En outre, les États membres de l’UE ont choisi d’étaler dans le temps l’entrée en vigueur des règles relatives au devoir de vigilance : par conséquent, la plupart des entreprises ne devront se conformer à ces exigences qu’en 2029. « Aujourd’hui, les entreprises irresponsables font des profits au détriment des droits du travail, des droits humains et de l’environnement. Pendant ce temps-là, des milliers de victimes de leurs abus se battent, souvent depuis de nombreuses années, pour tenter d’obtenir justice, dans des procès couteux et à l’issue incertaine, réagissent unanimement les trois syndicats belges. « Les États membres de l’UE ne semblent pas voir l’urgence du problème. C’est triste, mais cette directive marque malgré tout une étape dans le long combat que mène la société civile contre les abus des entreprises. Tous les regards sont désormais tournés vers les parlementaires européens. Nous leur demandons d’adopter la directive finale dans les plus brefs délais ».
Contexte :
- En mars 2021, le Parlement européen a publié une proposition d’ébauche de règles européennes sur les exigences de vigilance raisonnable pour les entreprises.
- En février 2022, la Commission européenne a publié une proposition de directive, qui présentait toutefois des lacunes importantes.
- En décembre 2022, les pays de l’UE se sont mis d’accord sur leur position concernant cette nouvelle législation européenne. Ils ont ainsi dilué la proposition déjà faible de la Commission.
- En juin 2023, les députés européens se sont mis d’accord sur leur position et ont envoyé un message plus ambitieux aux victimes d’abus des entreprises.

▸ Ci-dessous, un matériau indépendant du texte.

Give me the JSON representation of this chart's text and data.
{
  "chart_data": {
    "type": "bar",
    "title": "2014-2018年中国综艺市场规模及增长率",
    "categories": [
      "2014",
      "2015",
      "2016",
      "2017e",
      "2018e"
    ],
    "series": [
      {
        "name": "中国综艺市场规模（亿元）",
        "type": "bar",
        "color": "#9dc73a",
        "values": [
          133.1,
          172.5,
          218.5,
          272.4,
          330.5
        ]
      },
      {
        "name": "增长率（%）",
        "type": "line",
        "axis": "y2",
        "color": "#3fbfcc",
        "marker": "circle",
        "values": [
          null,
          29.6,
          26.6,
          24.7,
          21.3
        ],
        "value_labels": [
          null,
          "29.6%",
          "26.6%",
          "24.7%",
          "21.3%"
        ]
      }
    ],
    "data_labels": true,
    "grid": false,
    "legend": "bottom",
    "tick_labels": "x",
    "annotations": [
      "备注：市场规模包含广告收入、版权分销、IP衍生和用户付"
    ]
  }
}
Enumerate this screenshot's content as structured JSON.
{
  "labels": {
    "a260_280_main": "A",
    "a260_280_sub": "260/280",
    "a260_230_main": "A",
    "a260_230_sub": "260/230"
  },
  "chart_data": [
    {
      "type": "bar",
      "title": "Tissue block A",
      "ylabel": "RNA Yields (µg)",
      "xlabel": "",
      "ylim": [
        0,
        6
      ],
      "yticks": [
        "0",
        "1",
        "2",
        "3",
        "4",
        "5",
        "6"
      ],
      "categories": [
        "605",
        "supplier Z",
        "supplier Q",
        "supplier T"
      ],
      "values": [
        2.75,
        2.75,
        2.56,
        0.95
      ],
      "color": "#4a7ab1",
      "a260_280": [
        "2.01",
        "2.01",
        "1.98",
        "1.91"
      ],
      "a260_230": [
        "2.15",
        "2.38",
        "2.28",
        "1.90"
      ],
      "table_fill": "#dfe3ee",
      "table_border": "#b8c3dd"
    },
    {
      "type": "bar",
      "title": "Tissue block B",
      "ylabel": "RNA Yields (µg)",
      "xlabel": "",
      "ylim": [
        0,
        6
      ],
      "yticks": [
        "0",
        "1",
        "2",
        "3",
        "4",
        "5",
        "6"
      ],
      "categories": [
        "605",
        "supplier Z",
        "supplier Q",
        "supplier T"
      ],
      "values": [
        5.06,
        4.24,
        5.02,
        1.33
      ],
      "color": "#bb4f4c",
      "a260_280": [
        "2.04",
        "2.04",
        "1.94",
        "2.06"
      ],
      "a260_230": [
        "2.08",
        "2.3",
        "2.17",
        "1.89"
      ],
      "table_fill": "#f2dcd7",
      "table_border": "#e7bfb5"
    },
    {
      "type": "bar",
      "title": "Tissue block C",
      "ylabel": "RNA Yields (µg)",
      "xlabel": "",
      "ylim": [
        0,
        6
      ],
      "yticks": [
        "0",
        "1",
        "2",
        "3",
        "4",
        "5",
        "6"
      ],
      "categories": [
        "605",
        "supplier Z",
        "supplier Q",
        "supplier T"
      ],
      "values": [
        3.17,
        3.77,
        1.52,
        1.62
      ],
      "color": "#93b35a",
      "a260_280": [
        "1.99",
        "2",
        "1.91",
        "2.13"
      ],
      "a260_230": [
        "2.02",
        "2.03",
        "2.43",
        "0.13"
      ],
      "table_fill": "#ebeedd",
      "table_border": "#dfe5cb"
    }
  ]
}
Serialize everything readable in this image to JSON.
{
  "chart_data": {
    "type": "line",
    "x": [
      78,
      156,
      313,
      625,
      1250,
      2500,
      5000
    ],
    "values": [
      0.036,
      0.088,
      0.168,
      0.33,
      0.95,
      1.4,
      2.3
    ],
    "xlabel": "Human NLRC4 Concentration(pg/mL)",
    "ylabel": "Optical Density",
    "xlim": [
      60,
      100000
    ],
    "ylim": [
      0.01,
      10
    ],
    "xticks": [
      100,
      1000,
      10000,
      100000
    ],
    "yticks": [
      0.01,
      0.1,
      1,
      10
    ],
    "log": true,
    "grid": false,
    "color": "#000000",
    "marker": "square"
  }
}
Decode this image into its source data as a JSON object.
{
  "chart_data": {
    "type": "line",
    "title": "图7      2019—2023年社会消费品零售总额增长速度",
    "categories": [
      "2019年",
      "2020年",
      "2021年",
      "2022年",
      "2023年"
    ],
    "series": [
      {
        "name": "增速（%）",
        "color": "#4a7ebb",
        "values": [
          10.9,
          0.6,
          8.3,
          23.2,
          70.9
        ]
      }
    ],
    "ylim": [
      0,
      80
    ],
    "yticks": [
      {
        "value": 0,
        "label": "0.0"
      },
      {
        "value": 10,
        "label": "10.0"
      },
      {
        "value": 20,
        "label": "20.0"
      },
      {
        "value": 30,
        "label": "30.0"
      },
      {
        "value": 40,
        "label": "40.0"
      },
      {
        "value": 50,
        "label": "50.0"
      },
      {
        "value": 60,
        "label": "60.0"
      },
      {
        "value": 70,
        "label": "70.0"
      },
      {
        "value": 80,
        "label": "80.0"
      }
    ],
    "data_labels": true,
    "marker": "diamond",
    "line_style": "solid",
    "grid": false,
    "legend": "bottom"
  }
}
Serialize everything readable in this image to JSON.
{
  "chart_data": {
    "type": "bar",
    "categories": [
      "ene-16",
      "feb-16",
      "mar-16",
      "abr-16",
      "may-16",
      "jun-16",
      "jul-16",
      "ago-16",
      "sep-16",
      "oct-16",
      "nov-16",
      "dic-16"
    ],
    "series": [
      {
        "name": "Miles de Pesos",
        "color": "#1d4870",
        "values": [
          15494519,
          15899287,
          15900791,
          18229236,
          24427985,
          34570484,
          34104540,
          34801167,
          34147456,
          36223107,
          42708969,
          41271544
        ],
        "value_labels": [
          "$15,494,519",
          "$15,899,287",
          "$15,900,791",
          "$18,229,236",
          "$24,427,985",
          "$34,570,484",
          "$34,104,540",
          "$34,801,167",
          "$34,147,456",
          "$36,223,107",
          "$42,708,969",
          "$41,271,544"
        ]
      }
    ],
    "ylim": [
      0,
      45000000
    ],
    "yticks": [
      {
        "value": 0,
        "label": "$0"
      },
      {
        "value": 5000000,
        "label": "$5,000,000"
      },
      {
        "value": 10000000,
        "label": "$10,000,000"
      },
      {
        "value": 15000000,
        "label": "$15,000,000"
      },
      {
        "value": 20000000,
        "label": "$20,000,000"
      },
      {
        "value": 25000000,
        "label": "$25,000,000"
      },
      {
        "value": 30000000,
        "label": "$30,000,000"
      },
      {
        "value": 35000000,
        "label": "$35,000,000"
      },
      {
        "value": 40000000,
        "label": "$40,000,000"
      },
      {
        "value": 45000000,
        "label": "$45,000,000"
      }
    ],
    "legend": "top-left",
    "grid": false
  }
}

- En décembre 2023, les pays de l’UE, le Parlement européen et la Commission européenne sont parvenus à un accord commun sur cette législation, qui a épargné les financeurs des combustibles fossiles et les secteurs présentant des niveaux élevés d’exploitation de la main-d’œuvre.
- En février 2024, l’Allemagne a retiré son soutien à l’accord. Cela a amené d’autres pays de l’UE à reconsidérer leur position et a bloqué la ratification de la loi par les Ambassadeurs de l’UE.
*Le groupe de travail belge “Corporate Accountability” est une coalition d’une vingtaine d’organisations de la société civile belge, dont les deux coupoles d’ONG 11.11.11 et CNCD-11.11.11, les trois syndicats belges (ACLVB-CGSLB, ACV-CSC, ABVV-FGTB) et diverses ONG et organisations de défense des droits humains et de l’environnement. Ensemble, ils plaident en faveur d’une législation efficace sur le devoir de vigilance aux niveaux international, européen et belge.